Acute illness not only reduces the expression of social behavior by sick rodents, but also leads to avoidance responses when detected by healthy, would-be social partners. This raises the intriguing question of whether exposure to a sick conspecific might elicit an anticipatory immune response in healthy conspecifics to facilitate defense against future infection. Group- or isolate-housed adult male Sprague–Dawley rats (N = 64) were examined for social behavior directed toward a sick conspecific. A 30 min social interaction test occurred 3 h following injection with LPS (250 μg/kg), after which brains were harvested for cytokine assessments.
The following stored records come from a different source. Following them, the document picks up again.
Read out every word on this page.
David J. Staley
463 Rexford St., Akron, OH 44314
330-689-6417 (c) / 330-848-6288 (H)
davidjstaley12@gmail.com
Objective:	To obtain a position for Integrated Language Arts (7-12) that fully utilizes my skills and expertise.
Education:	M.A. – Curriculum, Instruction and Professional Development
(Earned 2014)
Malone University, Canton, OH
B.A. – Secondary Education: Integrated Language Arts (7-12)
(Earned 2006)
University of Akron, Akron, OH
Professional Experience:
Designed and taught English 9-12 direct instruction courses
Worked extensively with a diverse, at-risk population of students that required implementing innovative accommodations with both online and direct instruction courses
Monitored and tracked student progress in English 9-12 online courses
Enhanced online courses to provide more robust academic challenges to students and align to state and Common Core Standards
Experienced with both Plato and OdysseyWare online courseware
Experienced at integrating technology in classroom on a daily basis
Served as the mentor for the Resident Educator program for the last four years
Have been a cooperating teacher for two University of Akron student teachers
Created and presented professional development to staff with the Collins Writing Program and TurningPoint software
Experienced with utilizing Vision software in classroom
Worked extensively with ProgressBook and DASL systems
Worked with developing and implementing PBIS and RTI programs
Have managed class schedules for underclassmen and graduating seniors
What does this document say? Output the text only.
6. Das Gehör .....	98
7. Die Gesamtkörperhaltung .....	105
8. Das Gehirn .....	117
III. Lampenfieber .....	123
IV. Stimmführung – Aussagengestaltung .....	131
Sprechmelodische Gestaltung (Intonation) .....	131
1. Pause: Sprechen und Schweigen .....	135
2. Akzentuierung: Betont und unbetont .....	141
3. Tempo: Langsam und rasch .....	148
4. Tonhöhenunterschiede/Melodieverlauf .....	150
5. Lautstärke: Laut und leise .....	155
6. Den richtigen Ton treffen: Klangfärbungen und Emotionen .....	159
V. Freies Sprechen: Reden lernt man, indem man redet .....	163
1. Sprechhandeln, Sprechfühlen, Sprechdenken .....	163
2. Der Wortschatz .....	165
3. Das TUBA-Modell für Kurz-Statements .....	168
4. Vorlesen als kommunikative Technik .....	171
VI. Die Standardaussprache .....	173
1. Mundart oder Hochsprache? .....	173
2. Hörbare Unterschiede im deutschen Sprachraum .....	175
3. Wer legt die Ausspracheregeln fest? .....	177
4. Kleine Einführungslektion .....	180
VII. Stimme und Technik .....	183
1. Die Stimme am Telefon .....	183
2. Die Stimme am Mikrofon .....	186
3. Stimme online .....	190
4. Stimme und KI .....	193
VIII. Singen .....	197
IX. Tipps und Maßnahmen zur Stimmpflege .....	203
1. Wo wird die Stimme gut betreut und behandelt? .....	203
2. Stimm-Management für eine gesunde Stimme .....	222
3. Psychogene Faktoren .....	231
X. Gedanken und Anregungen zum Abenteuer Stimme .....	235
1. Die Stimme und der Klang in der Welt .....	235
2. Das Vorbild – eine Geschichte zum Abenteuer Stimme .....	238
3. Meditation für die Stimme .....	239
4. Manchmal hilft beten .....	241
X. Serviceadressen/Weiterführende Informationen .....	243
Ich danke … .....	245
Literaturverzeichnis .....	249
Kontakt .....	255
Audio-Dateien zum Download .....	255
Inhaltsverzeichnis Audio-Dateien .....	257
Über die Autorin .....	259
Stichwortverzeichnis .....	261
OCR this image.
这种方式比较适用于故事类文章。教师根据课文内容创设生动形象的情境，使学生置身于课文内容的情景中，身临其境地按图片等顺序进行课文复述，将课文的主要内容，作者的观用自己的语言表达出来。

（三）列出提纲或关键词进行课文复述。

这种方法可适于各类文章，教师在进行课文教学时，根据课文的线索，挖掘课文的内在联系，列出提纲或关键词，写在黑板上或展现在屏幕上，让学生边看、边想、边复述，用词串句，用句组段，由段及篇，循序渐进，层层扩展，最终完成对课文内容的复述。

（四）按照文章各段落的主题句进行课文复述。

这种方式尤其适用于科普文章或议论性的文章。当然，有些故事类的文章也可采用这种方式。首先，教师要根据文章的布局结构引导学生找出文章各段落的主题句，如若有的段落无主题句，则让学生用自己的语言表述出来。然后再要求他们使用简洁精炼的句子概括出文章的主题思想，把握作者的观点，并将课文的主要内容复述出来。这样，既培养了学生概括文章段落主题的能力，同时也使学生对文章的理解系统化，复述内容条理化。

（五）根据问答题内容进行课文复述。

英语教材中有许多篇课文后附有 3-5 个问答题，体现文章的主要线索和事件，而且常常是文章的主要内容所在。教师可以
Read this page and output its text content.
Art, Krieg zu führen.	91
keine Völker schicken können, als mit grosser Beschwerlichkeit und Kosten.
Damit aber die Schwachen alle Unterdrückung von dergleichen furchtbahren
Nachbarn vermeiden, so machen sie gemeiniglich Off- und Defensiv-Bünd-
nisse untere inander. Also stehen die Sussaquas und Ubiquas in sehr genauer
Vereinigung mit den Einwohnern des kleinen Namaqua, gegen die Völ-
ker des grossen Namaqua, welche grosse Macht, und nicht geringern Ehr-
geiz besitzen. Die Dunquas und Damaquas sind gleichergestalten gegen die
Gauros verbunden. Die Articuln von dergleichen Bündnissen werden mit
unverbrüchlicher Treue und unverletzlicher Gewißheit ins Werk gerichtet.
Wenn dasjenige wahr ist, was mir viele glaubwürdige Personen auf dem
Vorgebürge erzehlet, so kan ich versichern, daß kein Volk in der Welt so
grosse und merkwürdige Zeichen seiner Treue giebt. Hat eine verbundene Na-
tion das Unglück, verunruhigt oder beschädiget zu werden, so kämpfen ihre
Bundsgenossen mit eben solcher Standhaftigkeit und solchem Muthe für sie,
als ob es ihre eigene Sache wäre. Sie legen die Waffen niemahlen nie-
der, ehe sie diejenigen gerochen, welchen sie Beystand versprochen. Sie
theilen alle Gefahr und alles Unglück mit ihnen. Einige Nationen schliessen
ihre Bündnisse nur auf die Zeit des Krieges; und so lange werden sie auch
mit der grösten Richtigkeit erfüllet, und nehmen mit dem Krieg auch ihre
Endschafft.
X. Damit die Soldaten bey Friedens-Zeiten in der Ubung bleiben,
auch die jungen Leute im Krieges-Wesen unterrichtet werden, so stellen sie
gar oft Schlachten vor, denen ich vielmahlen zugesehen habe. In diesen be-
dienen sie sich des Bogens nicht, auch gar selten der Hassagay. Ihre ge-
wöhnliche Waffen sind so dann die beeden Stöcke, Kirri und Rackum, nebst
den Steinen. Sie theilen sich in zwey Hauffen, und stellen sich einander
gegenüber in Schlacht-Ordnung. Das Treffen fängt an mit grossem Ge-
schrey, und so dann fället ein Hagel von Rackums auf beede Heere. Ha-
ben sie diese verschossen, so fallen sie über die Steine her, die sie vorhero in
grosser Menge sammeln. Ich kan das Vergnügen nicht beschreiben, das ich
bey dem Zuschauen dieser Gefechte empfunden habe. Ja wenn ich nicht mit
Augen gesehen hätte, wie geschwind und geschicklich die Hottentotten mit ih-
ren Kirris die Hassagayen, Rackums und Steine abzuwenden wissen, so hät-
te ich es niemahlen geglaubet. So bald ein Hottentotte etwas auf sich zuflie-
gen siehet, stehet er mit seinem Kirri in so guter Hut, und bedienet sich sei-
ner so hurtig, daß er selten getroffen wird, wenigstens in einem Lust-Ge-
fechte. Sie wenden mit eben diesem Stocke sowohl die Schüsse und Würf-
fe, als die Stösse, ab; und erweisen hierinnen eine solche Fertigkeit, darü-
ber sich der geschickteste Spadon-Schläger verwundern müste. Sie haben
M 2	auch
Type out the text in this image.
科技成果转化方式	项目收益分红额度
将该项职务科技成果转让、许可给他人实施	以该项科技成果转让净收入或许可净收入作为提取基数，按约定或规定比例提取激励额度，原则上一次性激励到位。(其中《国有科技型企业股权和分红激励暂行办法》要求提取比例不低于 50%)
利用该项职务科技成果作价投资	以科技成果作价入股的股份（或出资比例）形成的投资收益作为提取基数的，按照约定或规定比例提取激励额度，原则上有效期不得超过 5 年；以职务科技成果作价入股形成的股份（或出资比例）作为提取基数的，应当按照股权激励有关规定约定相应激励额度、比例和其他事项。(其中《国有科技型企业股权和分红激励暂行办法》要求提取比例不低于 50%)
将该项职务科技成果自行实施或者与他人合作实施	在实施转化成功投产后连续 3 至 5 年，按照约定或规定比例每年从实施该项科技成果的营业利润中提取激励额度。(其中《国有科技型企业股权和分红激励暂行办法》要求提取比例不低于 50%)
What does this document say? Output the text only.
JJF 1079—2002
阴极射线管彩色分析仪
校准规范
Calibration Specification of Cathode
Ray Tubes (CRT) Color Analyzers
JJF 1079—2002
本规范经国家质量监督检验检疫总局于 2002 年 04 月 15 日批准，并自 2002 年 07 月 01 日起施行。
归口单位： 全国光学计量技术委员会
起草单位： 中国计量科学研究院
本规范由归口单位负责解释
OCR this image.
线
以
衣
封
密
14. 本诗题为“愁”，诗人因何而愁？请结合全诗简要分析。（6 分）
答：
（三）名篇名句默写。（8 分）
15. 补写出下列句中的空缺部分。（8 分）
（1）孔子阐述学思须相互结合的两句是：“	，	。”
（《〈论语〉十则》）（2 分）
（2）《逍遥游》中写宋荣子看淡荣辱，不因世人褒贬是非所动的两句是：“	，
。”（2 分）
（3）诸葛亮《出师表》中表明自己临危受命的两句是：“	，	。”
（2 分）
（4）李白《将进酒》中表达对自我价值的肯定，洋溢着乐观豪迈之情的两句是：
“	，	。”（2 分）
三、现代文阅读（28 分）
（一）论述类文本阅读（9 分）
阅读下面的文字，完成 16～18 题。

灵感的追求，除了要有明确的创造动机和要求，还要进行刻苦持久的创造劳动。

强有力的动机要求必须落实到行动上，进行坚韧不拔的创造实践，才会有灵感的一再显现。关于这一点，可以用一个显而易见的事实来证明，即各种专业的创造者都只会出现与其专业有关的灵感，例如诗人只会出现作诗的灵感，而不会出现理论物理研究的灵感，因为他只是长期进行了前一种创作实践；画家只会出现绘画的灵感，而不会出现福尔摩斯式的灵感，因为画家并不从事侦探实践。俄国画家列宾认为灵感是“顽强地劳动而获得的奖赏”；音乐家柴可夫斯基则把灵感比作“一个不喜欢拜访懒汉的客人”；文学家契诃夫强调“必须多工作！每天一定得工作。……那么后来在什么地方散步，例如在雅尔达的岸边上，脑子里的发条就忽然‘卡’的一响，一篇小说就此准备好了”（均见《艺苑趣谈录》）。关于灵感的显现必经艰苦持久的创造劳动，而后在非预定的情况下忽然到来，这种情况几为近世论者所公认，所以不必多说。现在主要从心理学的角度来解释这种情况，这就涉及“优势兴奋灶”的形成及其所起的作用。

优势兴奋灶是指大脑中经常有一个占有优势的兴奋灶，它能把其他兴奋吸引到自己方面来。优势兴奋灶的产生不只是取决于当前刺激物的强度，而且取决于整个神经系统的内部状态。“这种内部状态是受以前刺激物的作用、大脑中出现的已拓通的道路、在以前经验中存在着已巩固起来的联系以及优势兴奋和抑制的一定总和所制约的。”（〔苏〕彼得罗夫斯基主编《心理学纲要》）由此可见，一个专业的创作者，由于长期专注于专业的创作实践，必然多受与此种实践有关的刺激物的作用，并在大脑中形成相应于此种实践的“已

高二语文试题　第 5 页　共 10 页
As expected: (i) there was a robust suppression of social interaction directed against sick conspecifics; and (ii) isolate-housing increased the expression of socially-directed behavior. Within socially-relevant brain structures (olfactory bulb, amygdala, hippocampus and PVN) from LPS-injected rats, there was a robust increase in IL-1, IL-6 and TNF-alpha across all sites. When brains of healthy subjects were examined, only a modest increase in TNF-alpha in the olfactory bulb of rats exposed to sick conspecifics was observed, providing little evidence for an anticipatory cytokine response in rats exposed to sick conspecifics. These data replicate and extend our prior work showing that healthy rats strongly avoid sick conspecifics, and provide new evidence to suggest that recent housing history (relative to 5 days of isolation) potently modulates cytokine responses evoked by LPS.